Discover Lago Todos los Santos, an often overlooked lake nestled in one of Chile’s oldest national parks. Larry Rohter of the New York Times describes his unforgettable experiences there that will make you want to jump on the next plane!

EVEN now, nearly four years after I first stood on its shores, Lago Todos los Santos, abutting the foothills of the Andes in southern Chile, sometimes invades my dreams. More than once, I have awakened with images of the lake’s constantly shifting colors and the snow-capped volcanoes and sweet-smelling forests that ring it still vivid in my head.

Lago Todos los Santos, Chile. Photo from NY Times.

I first spotted Lago Todos los Santos, shaped like a long, crooked finger, from the flanks ofOsorno, an 8,700-foot high volcano that overlooks the lake’s western end, on Dec. 10, 2006. I was then The New York Times bureau chief in Brazil, and had convinced my wife that we should take a short trip and trade the heat and clamor of Rio de Janeirofor Chile’s Lake District and its refreshing coolness.

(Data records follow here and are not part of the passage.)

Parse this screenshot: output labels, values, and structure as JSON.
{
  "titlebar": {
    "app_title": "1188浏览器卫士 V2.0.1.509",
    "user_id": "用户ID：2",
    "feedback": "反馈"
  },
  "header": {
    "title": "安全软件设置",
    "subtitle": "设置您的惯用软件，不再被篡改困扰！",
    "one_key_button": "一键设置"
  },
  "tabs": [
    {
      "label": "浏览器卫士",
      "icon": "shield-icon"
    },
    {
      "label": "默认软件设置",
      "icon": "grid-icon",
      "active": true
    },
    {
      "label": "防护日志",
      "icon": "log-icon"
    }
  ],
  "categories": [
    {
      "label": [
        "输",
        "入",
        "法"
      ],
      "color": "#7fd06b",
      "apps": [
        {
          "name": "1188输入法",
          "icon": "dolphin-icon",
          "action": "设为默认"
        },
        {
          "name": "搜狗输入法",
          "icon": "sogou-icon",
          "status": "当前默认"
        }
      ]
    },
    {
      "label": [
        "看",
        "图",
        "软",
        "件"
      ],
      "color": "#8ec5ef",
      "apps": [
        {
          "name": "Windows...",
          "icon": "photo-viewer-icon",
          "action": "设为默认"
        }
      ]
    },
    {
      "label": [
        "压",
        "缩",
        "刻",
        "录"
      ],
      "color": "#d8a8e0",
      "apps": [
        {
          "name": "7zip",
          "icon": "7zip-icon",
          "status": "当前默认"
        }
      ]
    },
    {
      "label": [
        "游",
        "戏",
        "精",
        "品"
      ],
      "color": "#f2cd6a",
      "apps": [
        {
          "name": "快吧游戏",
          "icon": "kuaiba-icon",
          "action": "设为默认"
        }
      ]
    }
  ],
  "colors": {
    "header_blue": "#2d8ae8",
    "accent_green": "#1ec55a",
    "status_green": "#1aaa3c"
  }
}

My inclination was to descend and explore it immediately; within hours, though, the death of Gen. Augusto Pinochet was announced, which obligated me to return to Santiago to cover his funeral. But in March 2007, returning from a reporting trip to the Falkland Islands, I was booked on a flight that stopped in Puerto Montt, the city closest to Lago Todos los Santos, and decided to get off and try my luck again.

I went purely out of curiosity, with no plan other than to traverse the lake. The only practical way to get from Petrohué, on the western shore, to Peulla, at the other end, near the border with Argentina, is via ferry. Over the course of the two-hour trip, I watched as Osorno loomed and then faded into the distance, to be replaced on the horizon by the Pontiagudo volcano, whose name, “sharp-pointed” in Spanish, derives from the glacial wear on its peak. Less than 40 miles to the east, I knew, just past Peulla, stood a third volcano: El Tronador, whose very name, “The Thunderer,” inspired respect.